Medical Park Berlin Humboldtmühle
Rudolf Schiffmann: Mit 101 jünger als die Jungen
Berlin. Wer Rudolf Schiffmann in der Klinik Medical Park Berlin Humboldtmühle begegnete, mochte schwerlich glauben, dass ihm ein 101-Jähriger gegenüber stand. Agil wie er ist, ginge er als rüstiger 70-jähriger durch und doch gibt es an seinem biologischen Alter nichts zu rütteln. Rudolf Schiffmann ist Urberliner durch und durch. Im Wedding noch unter „Wilhelm Zwo” geboren und aufgewachsen, zog er nach dem Zweiten Weltkrieg nach Lichtenberg, wo er auch heute noch lebt und als Witwer den Haushalt selbst führt. Vor ein paar Jahren hatte er sich einen Oberschenkelhalsbruch zugezogen und gleiches geschah ihm jetzt erneut.
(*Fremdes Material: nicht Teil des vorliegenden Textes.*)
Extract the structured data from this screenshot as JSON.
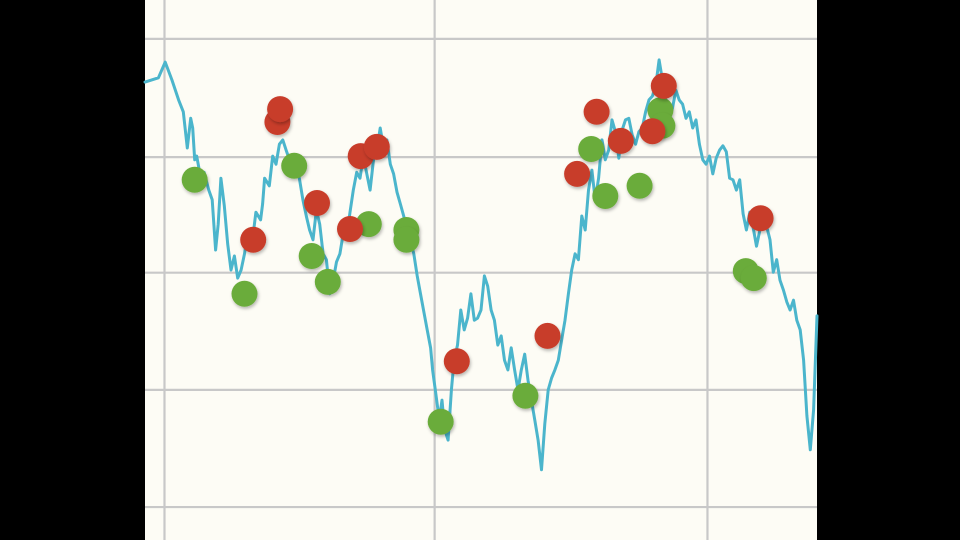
{
  "chart_data": {
    "type": "line",
    "title": "",
    "xlabel": "",
    "ylabel": "",
    "grid": true,
    "legend": "none",
    "xlim": [
      0,
      100
    ],
    "ylim": [
      0,
      100
    ],
    "grid_x": [
      2.9,
      43.1,
      83.7
    ],
    "grid_y": [
      6.1,
      27.8,
      49.5,
      70.9,
      92.8
    ],
    "colors": {
      "background": "#fdfcf5",
      "grid": "#c8c8c8",
      "line": "#4bb5cc",
      "buy_marker": "#6aac3a",
      "sell_marker": "#c83c2c",
      "outside": "#000000"
    },
    "series": [
      {
        "values": [
          [
            0,
            84.8
          ],
          [
            2,
            85.6
          ],
          [
            3,
            88.5
          ],
          [
            4,
            85.2
          ],
          [
            5,
            81.5
          ],
          [
            5.7,
            79.3
          ],
          [
            6.3,
            72.6
          ],
          [
            6.8,
            78.1
          ],
          [
            7.1,
            76.3
          ],
          [
            7.4,
            70.4
          ],
          [
            7.7,
            71.1
          ],
          [
            8.3,
            67.0
          ],
          [
            8.8,
            68.1
          ],
          [
            9.5,
            64.8
          ],
          [
            10,
            63.0
          ],
          [
            10.5,
            53.7
          ],
          [
            10.9,
            58.5
          ],
          [
            11.3,
            67.0
          ],
          [
            11.8,
            61.9
          ],
          [
            12.3,
            54.8
          ],
          [
            12.8,
            50.0
          ],
          [
            13.3,
            52.6
          ],
          [
            13.8,
            48.5
          ],
          [
            14.3,
            50.0
          ],
          [
            14.8,
            53.0
          ],
          [
            15.3,
            57.0
          ],
          [
            16,
            55.6
          ],
          [
            16.5,
            60.7
          ],
          [
            17.2,
            59.3
          ],
          [
            17.5,
            62.2
          ],
          [
            17.8,
            67.0
          ],
          [
            18.5,
            65.6
          ],
          [
            19,
            71.1
          ],
          [
            19.5,
            69.6
          ],
          [
            20,
            73.3
          ],
          [
            20.5,
            74.1
          ],
          [
            21,
            72.2
          ],
          [
            21.5,
            70.4
          ],
          [
            22,
            68.1
          ],
          [
            22.5,
            70.0
          ],
          [
            23,
            66.7
          ],
          [
            23.5,
            63.0
          ],
          [
            24,
            60.0
          ],
          [
            24.5,
            57.4
          ],
          [
            25,
            55.6
          ],
          [
            25.5,
            61.1
          ],
          [
            26,
            58.5
          ],
          [
            26.5,
            53.0
          ],
          [
            27,
            51.9
          ],
          [
            27.5,
            45.6
          ],
          [
            28,
            48.1
          ],
          [
            28.5,
            51.5
          ],
          [
            29,
            53.0
          ],
          [
            29.5,
            56.7
          ],
          [
            30,
            55.9
          ],
          [
            30.5,
            60.7
          ],
          [
            31,
            64.8
          ],
          [
            31.5,
            68.1
          ],
          [
            32,
            67.0
          ],
          [
            32.5,
            71.1
          ],
          [
            33,
            67.8
          ],
          [
            33.5,
            64.8
          ],
          [
            34,
            70.4
          ],
          [
            34.5,
            72.2
          ],
          [
            35,
            76.3
          ],
          [
            35.5,
            72.6
          ],
          [
            36,
            74.1
          ],
          [
            36.5,
            69.6
          ],
          [
            37,
            67.8
          ],
          [
            37.5,
            64.4
          ],
          [
            38,
            62.2
          ],
          [
            38.5,
            60.0
          ],
          [
            39,
            57.4
          ],
          [
            39.5,
            55.6
          ],
          [
            40,
            53.0
          ],
          [
            40.5,
            48.9
          ],
          [
            41,
            45.6
          ],
          [
            41.5,
            42.2
          ],
          [
            42,
            38.9
          ],
          [
            42.5,
            35.6
          ],
          [
            42.8,
            31.5
          ],
          [
            43.2,
            27.8
          ],
          [
            43.8,
            22.2
          ],
          [
            44.2,
            25.9
          ],
          [
            44.6,
            20.4
          ],
          [
            45.1,
            18.5
          ],
          [
            45.6,
            27.8
          ],
          [
            46,
            33.3
          ],
          [
            46.5,
            36.1
          ],
          [
            47,
            42.6
          ],
          [
            47.5,
            38.9
          ],
          [
            48,
            41.1
          ],
          [
            48.5,
            45.6
          ],
          [
            49,
            40.7
          ],
          [
            49.5,
            41.1
          ],
          [
            50,
            42.6
          ],
          [
            50.5,
            48.9
          ],
          [
            51,
            47.0
          ],
          [
            51.5,
            42.6
          ],
          [
            52,
            40.7
          ],
          [
            52.5,
            36.1
          ],
          [
            53,
            37.8
          ],
          [
            53.5,
            33.3
          ],
          [
            54,
            31.5
          ],
          [
            54.5,
            35.6
          ],
          [
            55,
            31.5
          ],
          [
            55.5,
            27.8
          ],
          [
            56,
            31.5
          ],
          [
            56.5,
            34.4
          ],
          [
            57,
            29.6
          ],
          [
            57.5,
            25.9
          ],
          [
            58,
            22.2
          ],
          [
            58.5,
            18.5
          ],
          [
            59,
            13.0
          ],
          [
            59.5,
            21.5
          ],
          [
            60,
            27.8
          ],
          [
            60.5,
            30.0
          ],
          [
            61,
            31.5
          ],
          [
            61.5,
            33.3
          ],
          [
            62,
            37.0
          ],
          [
            62.5,
            40.7
          ],
          [
            63,
            45.6
          ],
          [
            63.5,
            50.0
          ],
          [
            64,
            53.0
          ],
          [
            64.5,
            51.9
          ],
          [
            65,
            60.0
          ],
          [
            65.5,
            57.4
          ],
          [
            66,
            64.8
          ],
          [
            66.5,
            68.5
          ],
          [
            67,
            63.0
          ],
          [
            67.5,
            67.0
          ],
          [
            68,
            74.1
          ],
          [
            68.5,
            70.4
          ],
          [
            69,
            72.2
          ],
          [
            69.5,
            77.8
          ],
          [
            70,
            75.6
          ],
          [
            70.5,
            70.7
          ],
          [
            71,
            75.9
          ],
          [
            71.5,
            77.8
          ],
          [
            72,
            78.1
          ],
          [
            72.5,
            75.0
          ],
          [
            73,
            73.3
          ],
          [
            73.5,
            75.6
          ],
          [
            74,
            76.3
          ],
          [
            74.5,
            79.3
          ],
          [
            75,
            81.5
          ],
          [
            75.5,
            82.2
          ],
          [
            76,
            84.1
          ],
          [
            76.5,
            88.9
          ],
          [
            77,
            85.2
          ],
          [
            77.5,
            81.5
          ],
          [
            78,
            77.8
          ],
          [
            78.5,
            80.0
          ],
          [
            79,
            83.3
          ],
          [
            79.5,
            81.5
          ],
          [
            80,
            80.7
          ],
          [
            80.5,
            78.1
          ],
          [
            81,
            79.3
          ],
          [
            81.5,
            76.3
          ],
          [
            82,
            77.8
          ],
          [
            82.5,
            73.3
          ],
          [
            83,
            70.4
          ],
          [
            83.5,
            69.6
          ],
          [
            84,
            71.1
          ],
          [
            84.5,
            67.8
          ],
          [
            85,
            70.7
          ],
          [
            85.5,
            72.2
          ],
          [
            86,
            73.0
          ],
          [
            86.5,
            71.9
          ],
          [
            87,
            67.0
          ],
          [
            87.5,
            66.7
          ],
          [
            88,
            64.8
          ],
          [
            88.5,
            66.7
          ],
          [
            89,
            60.4
          ],
          [
            89.5,
            57.4
          ],
          [
            90,
            60.7
          ],
          [
            90.5,
            57.8
          ],
          [
            91,
            54.4
          ],
          [
            91.5,
            57.4
          ],
          [
            92,
            59.3
          ],
          [
            92.5,
            58.1
          ],
          [
            93,
            55.6
          ],
          [
            93.5,
            49.6
          ],
          [
            94,
            51.9
          ],
          [
            94.5,
            48.1
          ],
          [
            95,
            46.3
          ],
          [
            95.5,
            44.1
          ],
          [
            96,
            42.6
          ],
          [
            96.5,
            44.4
          ],
          [
            97,
            40.7
          ],
          [
            97.5,
            38.9
          ],
          [
            98,
            33.3
          ],
          [
            98.5,
            23.0
          ],
          [
            99,
            16.7
          ],
          [
            99.5,
            24.1
          ],
          [
            100,
            41.5
          ]
        ]
      }
    ],
    "markers": {
      "buy": [
        [
          7.4,
          66.7
        ],
        [
          14.8,
          45.6
        ],
        [
          22.2,
          69.3
        ],
        [
          24.8,
          52.6
        ],
        [
          27.2,
          47.8
        ],
        [
          33.3,
          58.5
        ],
        [
          38.9,
          57.4
        ],
        [
          38.9,
          55.6
        ],
        [
          44.0,
          21.9
        ],
        [
          56.6,
          26.7
        ],
        [
          66.4,
          72.4
        ],
        [
          68.5,
          63.7
        ],
        [
          73.6,
          65.6
        ],
        [
          76.7,
          79.6
        ],
        [
          77.0,
          76.7
        ],
        [
          89.4,
          49.8
        ],
        [
          90.6,
          48.5
        ]
      ],
      "sell": [
        [
          16.1,
          55.6
        ],
        [
          19.7,
          77.4
        ],
        [
          20.1,
          79.8
        ],
        [
          25.6,
          62.4
        ],
        [
          30.5,
          57.6
        ],
        [
          32.1,
          71.1
        ],
        [
          34.5,
          72.8
        ],
        [
          46.4,
          33.1
        ],
        [
          59.9,
          37.8
        ],
        [
          64.3,
          67.8
        ],
        [
          67.2,
          79.3
        ],
        [
          70.8,
          73.9
        ],
        [
          75.5,
          75.7
        ],
        [
          77.2,
          84.1
        ],
        [
          91.6,
          59.6
        ]
      ]
    }
  }
}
Beim Bettenbeziehen war er gestolpert, lag hilflos auf dem Boden, robbte sich in den Flur und konnte telefonisch eine Nachbarin alarmieren.
Ungeduldig ist Rudolf Schiffmann. Nach der Operation wollte er so schnell wie möglich wieder ein seine eigenen vier Wände und nur mit viel Mühe konnten ihn seine vier Töchter, dazu „Enkel in Hülle und Fülle” und die beiden Urenkel überreden, die notwendige stationäre Rehabilitation anzutreten. Inzwischen ist er froh dass er dem Ratschlag gefolgt ist, denn in der orthopädischen Abteilung der Klinik Medical Park Berlin Humboldtmühle unter Leitung von Chefarzt Prof. Dr. Karsten Dreinhöfer fühlte er sich bestens aufgehoben.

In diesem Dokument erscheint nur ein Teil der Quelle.